Франц Верфель - Черная месса
— Разумеется! Иначе они не стояли бы в гостиной.
Тут в лице Саверио появилось что-то лисье и лживое, какое-то отвратительное торжество. Он подбежал к багажу, схватил несколько сумок и одной рукой легко отбросил на середину комнаты. Сумки раскрылись, чемоданы были пусты, подкладка вывернулась.
Тут я схватил его за руку.
— Зачем вы это делаете? Кого вы мистифицируете?
Лисье выражение на его лице еще заострилось. Он действительно выглядел как обычный посредник. Его толстая нижняя губа дрожала:
— Кого я мистифицирую? Вы же сами видели мою картину и ее расхваливали. Зачем я это делаю? Спросите Лунхауса! Ваш друг Лунхаус всё знает. Все всё знают…
Саверио не кричал, даже не повысил голоса, — как раньше, когда швырял чемоданы. Но случилось то, чего я никогда ни у кого раньше не видел. Без видимой причины лоб его стал совсем мокрым, по щекам все быстрее бежали крупные капли пота, даже черные волосы увлажнились. Это было сильное, странное потовыделение. Если можно так сказать, плотное тело мужчины плакало всеми порами. Сам он, казалось, ничего не замечал. Неожиданно грубовато он сказал:
— Жаль, что вы намерены меня оставить!
Несмотря на столь резкое прощание, я лишь с нечистой совестью решился покинуть его в таком состоянии. Как Саверио проведет этот вечер в одиночестве?
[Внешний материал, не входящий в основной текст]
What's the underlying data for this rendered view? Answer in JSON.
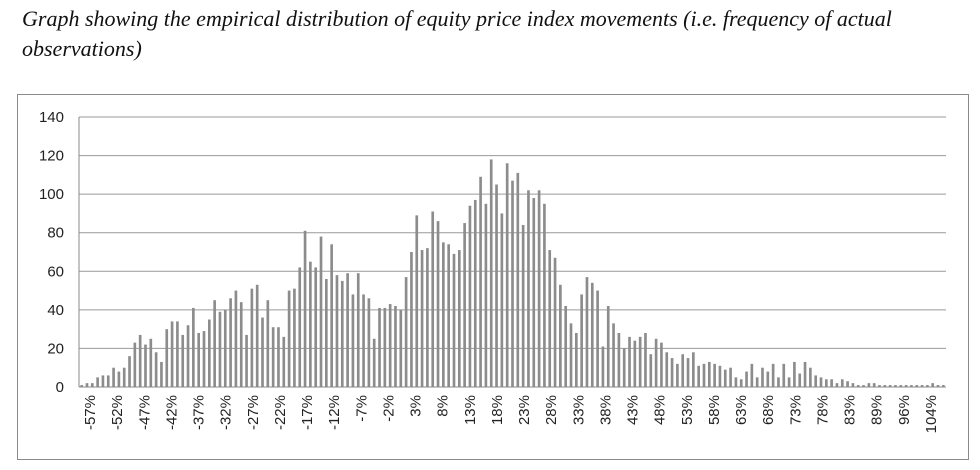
{
  "caption": "Graph showing the empirical distribution of equity price index movements (i.e. frequency of actual observations)",
  "chart_data": {
    "type": "bar",
    "title": "",
    "xlabel": "",
    "ylabel": "",
    "ylim": [
      0,
      140
    ],
    "yticks": [
      0,
      20,
      40,
      60,
      80,
      100,
      120,
      140
    ],
    "grid": "horizontal",
    "bar_color": "#8c8c8c",
    "x_start_percent": -57,
    "x_step_percent": 1,
    "xtick_labels": [
      "-57%",
      "-52%",
      "-47%",
      "-42%",
      "-37%",
      "-32%",
      "-27%",
      "-22%",
      "-17%",
      "-12%",
      "-7%",
      "-2%",
      "3%",
      "8%",
      "13%",
      "18%",
      "23%",
      "28%",
      "33%",
      "38%",
      "43%",
      "48%",
      "53%",
      "58%",
      "63%",
      "68%",
      "73%",
      "78%",
      "83%",
      "89%",
      "96%",
      "104%"
    ],
    "values": [
      1,
      2,
      2,
      5,
      6,
      6,
      10,
      8,
      10,
      16,
      23,
      27,
      22,
      25,
      18,
      13,
      30,
      34,
      34,
      27,
      32,
      41,
      28,
      29,
      35,
      45,
      39,
      40,
      46,
      50,
      44,
      27,
      51,
      53,
      36,
      45,
      31,
      31,
      26,
      50,
      51,
      62,
      81,
      65,
      62,
      78,
      56,
      74,
      58,
      55,
      59,
      48,
      59,
      48,
      46,
      25,
      41,
      41,
      43,
      42,
      40,
      57,
      70,
      89,
      71,
      72,
      91,
      86,
      75,
      74,
      69,
      71,
      85,
      94,
      97,
      109,
      95,
      118,
      105,
      90,
      116,
      107,
      111,
      84,
      102,
      98,
      102,
      95,
      71,
      67,
      53,
      42,
      33,
      28,
      48,
      57,
      54,
      50,
      21,
      42,
      33,
      28,
      20,
      26,
      24,
      26,
      28,
      17,
      25,
      23,
      18,
      15,
      12,
      17,
      15,
      18,
      11,
      12,
      13,
      12,
      11,
      9,
      10,
      5,
      4,
      8,
      12,
      5,
      10,
      8,
      12,
      5,
      12,
      5,
      13,
      7,
      13,
      10,
      6,
      5,
      4,
      4,
      2,
      4,
      3,
      2,
      1,
      1,
      2,
      2,
      1,
      1,
      1,
      1,
      1,
      1,
      1,
      1,
      1,
      1,
      2,
      1,
      1
    ]
  }
}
Я не обиделся на него за оскорбительное расставание.
Однако он снова превратился в приглаженного завсегдатая салонов, стал упражняться в любезностях, помог мне надеть пальто, проявил обеспокоенность — доберусь ли я благополучно до дома. Наконец он проводил меня до лестницы. Тут вновь иная его ипостась забрезжила сквозь маску:
— Вы ведь здоровый человек?
Я пристально взглянул на него.
Он ласкал мою руку:
— Тогда все хорошо, и вы можете ничего не бояться. Благодарю вас. Это действительно было восхитительное время, — время, которое вы мне уделили.
Я как раз хотел проститься, когда увидел, что по ступенькам поднимается молодая девушка. Дабы не оказаться невежливым, столкнувшись с новой посетительницей на лестнице, я переждал, посторонившись. Стройная и элегантная девушка медленно переступала со ступеньки на ступеньку. Я удивился тому, что лицо ее было скрыто вуалью, хотя это не соответствовало современной моде. Саверио представил меня и назвал имя дамы: графиня Фагарацци.
Он поцеловал ей руку и спросил не без строгости, почему она пришла так поздно. Дама откинула вуаль, и я увидел лицо старой женщины, неподвижность и невозмутимость которого только подчеркивали внутреннюю опустошенность. Она хотела ответить, но едва произнесла несколько слов, как ее накрашенный фиолетовой помадой рот охватила своего рода пляска святого Витта: он судорожно сжимался, перекашивался, кривился, вытягивался, дергался и дрожал.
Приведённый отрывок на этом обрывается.